A Operação Spaceward, uma parceria entre a FAB e a empresa sul-coreana Innospace, visava o primeiro lançamento de satélites a partir do Brasil. Na noite de 22 de dezembro de 2025, o foguete Hanbit-Nano decolou do CLA.

Após pouco mais de 30 segundos de voo, uma anomalia levou o veículo a cair de volta ao solo, resultando em um fim de missão prematuro e explosivo. Os dados de telemetria foram fundamentais para reconstruir cada etapa do voo malogrado.

A Deformação Fatídica e o Impacto

Exatamente 33,42 segundos após o lançamento, a câmara de combustão do primeiro estágio rompeu-se. Houve perda imediata da integridade estrutural, interrupção da propulsão e fragmentação do veículo em quatro partes distintas.

Os destroços seguiram por inércia até atingirem o apogeu aos 44,32 segundos, antes de descerem em queda livre. O impacto final ocorreu aos 76,78 segundos, abrindo uma clareira de cerca de 40 metros de diâmetro na mata do CLA.

Apesar dos danos menores à infraestrutura, o incidente ocorreu dentro da área de segurança, sem causar baixas ou feridos.

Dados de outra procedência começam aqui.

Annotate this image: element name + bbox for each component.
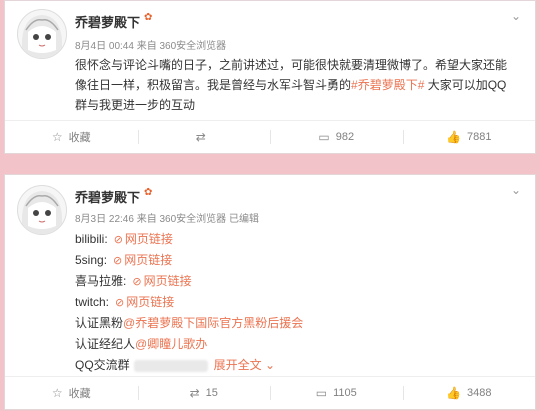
like-button[interactable]: 👍 7881 bbox=[402, 121, 536, 153]
twitch-line: twitch: ⊘ 网页链接 bbox=[75, 295, 175, 309]
more-options-chevron-icon[interactable]: ⌄ bbox=[511, 9, 521, 23]
action-bar: ☆ 收藏 ⇄ 15 ▭ 1105 👍 3488 bbox=[5, 376, 535, 409]
post-text: 很怀念与评论斗嘴的日子，之前讲述过，可能很快就要清理微博了。希望大家还能像往日一… bbox=[75, 58, 508, 112]
5sing-line: 5sing: ⊘ 网页链接 bbox=[75, 253, 173, 267]
comment-icon: ▭ bbox=[315, 386, 328, 400]
agent-mention[interactable]: @卿瞳儿歌办 bbox=[135, 337, 207, 351]
vip-badge-icon: ✿ bbox=[144, 187, 153, 198]
avatar[interactable] bbox=[17, 185, 67, 235]
favorite-button[interactable]: ☆ 收藏 bbox=[5, 121, 138, 153]
repost-button[interactable]: ⇄ 15 bbox=[137, 377, 271, 409]
star-icon: ☆ bbox=[51, 386, 63, 400]
avatar-image bbox=[22, 15, 62, 58]
favorite-button[interactable]: ☆ 收藏 bbox=[5, 377, 138, 409]
weibo-post-card: ⌄ 乔碧萝殿下 ✿ 8月4日 00:44 来自 360安全浏览器 很怀念与评论斗嘴… bbox=[4, 0, 536, 154]
fans-club-line: 认证黑粉@乔碧萝殿下国际官方黑粉后援会 bbox=[75, 316, 304, 330]
star-icon: ☆ bbox=[51, 130, 63, 144]
comment-button[interactable]: ▭ 982 bbox=[270, 121, 403, 153]
weibo-post-card: ⌄ 乔碧萝殿下 ✿ 8月3日 22:46 来自 360安全浏览器 已编辑 bili… bbox=[4, 174, 536, 410]
web-link[interactable]: ⊘ 网页链接 bbox=[115, 295, 174, 309]
like-button[interactable]: 👍 3488 bbox=[402, 377, 536, 409]
link-icon: ⊘ bbox=[113, 255, 123, 267]
action-bar: ☆ 收藏 ⇄ ▭ 982 👍 7881 bbox=[5, 120, 535, 153]
thumbs-up-icon: 👍 bbox=[446, 386, 461, 400]
comment-icon: ▭ bbox=[318, 130, 330, 144]
repost-button[interactable]: ⇄ bbox=[137, 121, 271, 153]
web-link[interactable]: ⊘ 网页链接 bbox=[113, 253, 172, 267]
fans-club-mention[interactable]: @乔碧萝殿下国际官方黑粉后援会 bbox=[123, 316, 303, 330]
vip-badge-icon: ✿ bbox=[144, 12, 153, 23]
author-name[interactable]: 乔碧萝殿下 ✿ bbox=[75, 187, 152, 206]
post-meta: 8月4日 00:44 来自 360安全浏览器 bbox=[75, 41, 227, 52]
comment-button[interactable]: ▭ 1105 bbox=[270, 377, 403, 409]
author-name[interactable]: 乔碧萝殿下 ✿ bbox=[75, 12, 152, 31]
repost-icon: ⇄ bbox=[195, 130, 206, 144]
qq-group-line: QQ交流群 展开全文 ⌄ bbox=[75, 358, 276, 372]
bilibili-line: bilibili: ⊘ 网页链接 bbox=[75, 232, 173, 246]
more-options-chevron-icon[interactable]: ⌄ bbox=[511, 183, 521, 197]
ximalaya-line: 喜马拉雅: ⊘ 网页链接 bbox=[75, 274, 192, 288]
avatar-image bbox=[22, 191, 62, 234]
thumbs-up-icon: 👍 bbox=[446, 130, 461, 144]
link-icon: ⊘ bbox=[115, 297, 125, 309]
web-link[interactable]: ⊘ 网页链接 bbox=[132, 274, 191, 288]
hashtag-link[interactable]: #乔碧萝殿下# bbox=[351, 78, 424, 92]
blurred-text bbox=[133, 359, 208, 372]
link-icon: ⊘ bbox=[113, 234, 123, 246]
web-link[interactable]: ⊘ 网页链接 bbox=[114, 232, 173, 246]
repost-icon: ⇄ bbox=[189, 386, 200, 400]
link-icon: ⊘ bbox=[132, 276, 142, 288]
post-meta: 8月3日 22:46 来自 360安全浏览器 已编辑 bbox=[75, 214, 259, 225]
expand-full-text-link[interactable]: 展开全文 ⌄ bbox=[214, 358, 275, 372]
agent-line: 认证经纪人@卿瞳儿歌办 bbox=[75, 337, 208, 351]
avatar[interactable] bbox=[17, 9, 67, 59]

Detalhes da Falha: Anéis de Vedação Comprometidos

A hipótese inicial de que um fenômeno atmosférico, como uma descarga elétrica, teria causado a falha foi descartada. Análises de imagens não mostraram evidências de ocorrências significativas na atmosfera.

A investigação revelou que o problema estava no desgaste gradual dos anéis de vedação do domo da câmara de combustão do primeiro estágio. O Cenipa descobriu por que esses componentes cruciais falharam:

  • Instalação Duplicada: Os anéis foram instalados duas vezes. Na primeira montagem, foram comprimidos mais do que o especificado.
  • Perda de Integridade: Na segunda instalação, embora com a compressão correta, os anéis já haviam perdido a capacidade de vedação eficaz devido à sobrecompressão inicial.
  • Vazamento Fatal: Isso resultou em microvazamentos e, por fim, na ruptura, permitindo o vazamento de chama que condenou o veículo.

A substituição completa dos anéis junto com o domo, na segunda montagem, provavelmente teria evitado a falha.

Sistema de Segurança e Recomendações Futuras

Uma das dúvidas era sobre o sistema de terminação de voo (autodestruição). O relatório confirmou que o sistema estava funcional, mas as circunstâncias da falha não exigiram seu acionamento, conforme os protocolos estabelecidos.

Medidas Corretivas Essenciais

O Cenipa emitiu recomendações cruciais para aprimorar a segurança:

  • Para Operações em Alcântara: Reavaliar os critérios para a terminação antecipada do voo, especialmente em cenários que envolvem estágios ainda abastecidos em queda.
  • Para a Innospace:
    1. Aprimorar os protocolos de montagem do sistema de vedação, estabelecendo a substituição completa dos anéis sempre que uma nova instalação for necessária.
    2. Criar mecanismos para garantir que decisões de substituição parcial de componentes estruturais sejam acompanhadas de uma reavaliação sistêmica de todo o conjunto.

Um Futuro Promissor para o Programa Espacial Brasileiro

O desfecho da investigação é um ponto positivo tanto para o Brasil quanto para a Coreia do Sul. Os engenheiros da Innospace agora têm clareza sobre o que deu errado, permitindo correções precisas para a próxima tentativa de lançamento.

Para a Força Aérea Brasileira, o relatório demonstra a capacidade de investigar incidentes complexos com rigor e transparência. As lições aprendidas da tragédia do VLS-1 em 2003, que vitimou 21 técnicos e engenheiros, foram explicitamente citadas e aplicadas, fortalecendo a segurança.

Com essa clareza, elevam-se as expectativas de que a Innospace possa realizar uma nova tentativa de lançamento a partir de Alcântara no terceiro trimestre deste ano, impulsionando o programa espacial brasileiro.